Higher Disposal Gains on Investments and Property Drive 9M19 Profits

Tune reported a 9M19 headline net profit of RM40m (+3.9% yoy), though on a normalized basis, net profit declined by 2% yoy to RM37.7m (ex-disposal gain of RM2.3m on a property recognized in 3Q19). Tune saw an underwriting loss of RM1.3m in 3Q19, but this has narrowed from a RM5.4m loss in 2Q19. Altogether, Tune’s 9M19 underwriting profit declined by 72.7% yoy as the group net earned premium declined by 13.8% yoy on the back of: i) reduced exposure to the motor segment (which was a conscious move to lower its claims); and ii) the negative impact on travel insurance policy sales due to a change in AirAsia’s webpage layout.

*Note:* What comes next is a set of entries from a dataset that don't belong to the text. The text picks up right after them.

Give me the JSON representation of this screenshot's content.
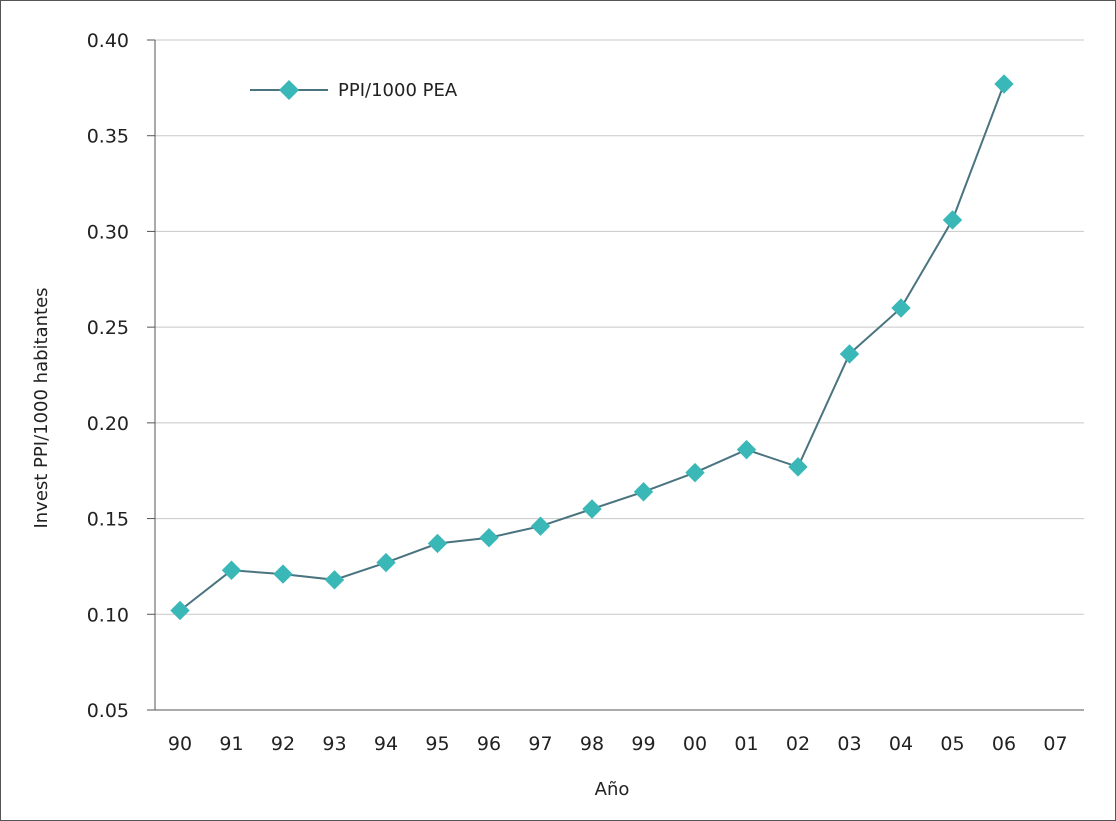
{
  "chart_data": {
    "type": "line",
    "categories": [
      "90",
      "91",
      "92",
      "93",
      "94",
      "95",
      "96",
      "97",
      "98",
      "99",
      "00",
      "01",
      "02",
      "03",
      "04",
      "05",
      "06",
      "07"
    ],
    "series": [
      {
        "name": "PPI/1000 PEA",
        "values": [
          0.102,
          0.123,
          0.121,
          0.118,
          0.127,
          0.137,
          0.14,
          0.146,
          0.155,
          0.164,
          0.174,
          0.186,
          0.177,
          0.236,
          0.26,
          0.306,
          0.377,
          null
        ],
        "color": "#3ab7b7",
        "line_color": "#4a7480",
        "marker": "diamond"
      }
    ],
    "xlabel": "Año",
    "ylabel": "Invest PPI/1000 habitantes",
    "ylim": [
      0.05,
      0.4
    ],
    "yticks": [
      "0.05",
      "0.10",
      "0.15",
      "0.20",
      "0.25",
      "0.30",
      "0.35",
      "0.40"
    ],
    "grid": "horizontal",
    "legend_position": "top-left",
    "grid_color": "#c8c8c8",
    "axis_color": "#555555"
  }
}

Earnings Forecast Cuts of 23%/35.8%/35.2% for 2019/20/21

As we revise down our gross written premium (GWP) growth assumptions to -12.3%, -3% and +3% for 2019E-21E, we lower our earnings forecasts by 23%/35.8%/35.2% respectively. Our assumptions on the net claims ratios and management expense ratios are unchanged at circa 36-37% and 42- 45% respectively.

Downgrade to HOLD (from BUY), With Revised TP of RM0.55

We lower our 12-month target price from RM1.10 (at a FY20E P/BV multiple of 1.36x) to RM0.55 (at a FY20E P/BV multiple of 0.7x), and downgrade our rating from BUY to HOLD. Upside risks: i) better-than-expected expansion in Indonesia, Vietnam and Thailand; ii) optimisation of the Dynamic Pricing 2.0 initiative; and iii) the launch of more innovative insurance products. Key downside risk: further weakness in the GWP.